At first, the women sang their songs and ground out wealth for Frodi. But again and again he denied them pleasure, rest, and warmth. Over time, the women became angry, remembered their mighty deeds before being forced to Frodi’s hall.

Now we have come to the dwellings of the king
without mercy, and live as slaves,
mud eats away at our feet, the rest of us is chilled through,
we drag the calmer of strife; it’s dull at Frodi’s house.

But what do you think they did next?

Did one blame the other for the king’s greed and lack of compassion? This is essentially the option offered by fascism and does nothing to address the underlying issues that make people so miserable in the first place.

No. The women worked together and turned the magic millstone against Frodi, churning out woeful fate for the unjust king. (The Marxists among you will laugh at how they seized the means of production in this tale.)

Hands shall grip the hard shafts,
the bloodstained weapons, wake up, Frodi!
Wake up, Frodi, if you want to hear
our songs and ancient tales.

I see fire burning east of the city,
warfare awakened, that must be a beacon;
an army is coming here very shortly,
it will burn the settlement despite the prince.

You shan’t hold onto the throne of Lejre,
the red-gold rings, nor this magic grindstone.
Let’s seize the handle, girl, turn more swiftly!
We are not yet warmed by the blood of slaughtered men.
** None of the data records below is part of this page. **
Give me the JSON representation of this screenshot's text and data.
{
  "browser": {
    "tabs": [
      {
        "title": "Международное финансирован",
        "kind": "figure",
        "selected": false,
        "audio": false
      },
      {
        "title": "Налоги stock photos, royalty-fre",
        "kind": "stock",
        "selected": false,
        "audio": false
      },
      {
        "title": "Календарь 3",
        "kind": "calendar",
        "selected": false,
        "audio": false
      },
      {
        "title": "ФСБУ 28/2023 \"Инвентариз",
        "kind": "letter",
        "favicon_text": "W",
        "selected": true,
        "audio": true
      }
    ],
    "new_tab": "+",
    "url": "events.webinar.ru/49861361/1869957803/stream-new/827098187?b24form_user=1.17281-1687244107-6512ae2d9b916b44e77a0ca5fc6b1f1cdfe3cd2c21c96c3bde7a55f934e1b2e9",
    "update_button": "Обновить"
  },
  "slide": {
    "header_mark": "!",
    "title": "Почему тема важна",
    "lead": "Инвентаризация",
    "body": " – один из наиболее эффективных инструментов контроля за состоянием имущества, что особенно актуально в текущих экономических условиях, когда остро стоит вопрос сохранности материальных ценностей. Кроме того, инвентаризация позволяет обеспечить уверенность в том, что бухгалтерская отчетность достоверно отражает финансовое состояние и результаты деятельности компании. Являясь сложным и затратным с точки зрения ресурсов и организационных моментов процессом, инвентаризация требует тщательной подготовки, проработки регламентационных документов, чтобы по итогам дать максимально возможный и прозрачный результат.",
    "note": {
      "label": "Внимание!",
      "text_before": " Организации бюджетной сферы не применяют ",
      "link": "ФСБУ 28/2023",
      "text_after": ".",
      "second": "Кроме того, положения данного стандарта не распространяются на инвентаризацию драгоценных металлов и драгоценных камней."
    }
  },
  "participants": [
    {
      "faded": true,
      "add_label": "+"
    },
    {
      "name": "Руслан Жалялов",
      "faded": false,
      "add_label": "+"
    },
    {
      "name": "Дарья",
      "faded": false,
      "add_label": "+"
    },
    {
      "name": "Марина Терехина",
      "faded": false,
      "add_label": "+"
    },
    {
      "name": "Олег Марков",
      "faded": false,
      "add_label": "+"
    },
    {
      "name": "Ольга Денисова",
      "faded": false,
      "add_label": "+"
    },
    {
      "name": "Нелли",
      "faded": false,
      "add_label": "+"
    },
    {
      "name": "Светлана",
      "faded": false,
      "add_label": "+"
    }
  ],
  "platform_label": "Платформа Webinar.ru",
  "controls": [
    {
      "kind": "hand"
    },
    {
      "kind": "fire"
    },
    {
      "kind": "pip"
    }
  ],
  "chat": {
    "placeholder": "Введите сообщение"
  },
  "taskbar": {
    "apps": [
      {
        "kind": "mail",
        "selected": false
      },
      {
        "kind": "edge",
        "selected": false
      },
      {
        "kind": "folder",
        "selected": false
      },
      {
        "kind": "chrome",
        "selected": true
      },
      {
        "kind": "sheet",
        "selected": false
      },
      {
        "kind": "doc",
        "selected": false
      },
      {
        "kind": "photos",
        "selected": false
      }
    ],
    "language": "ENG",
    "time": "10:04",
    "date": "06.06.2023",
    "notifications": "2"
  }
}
By the end of the tale, the king is dead and millstone destroyed. The women are now free from their endless labor

There are lessons to be learned here too, but it is the central lesson you find over and over again in these texts (along with punishments for bad or violated hospitality): stick together, work together, fight together.

And that for me is what Heathenry is about. It is a religion of relationship and relationality with human and otherworldly people alike. Of gifting and story. Of rainbow bridges made of fire, and a shared world alive around us. It’s a religion of magic too. In which people may send parts of themselves forth, speak prophecy, ensnare and bind, and break weapons with charms.

It’s a religion of beauty, the most precious of gold, and I’m asking you to help me keep that gold clean.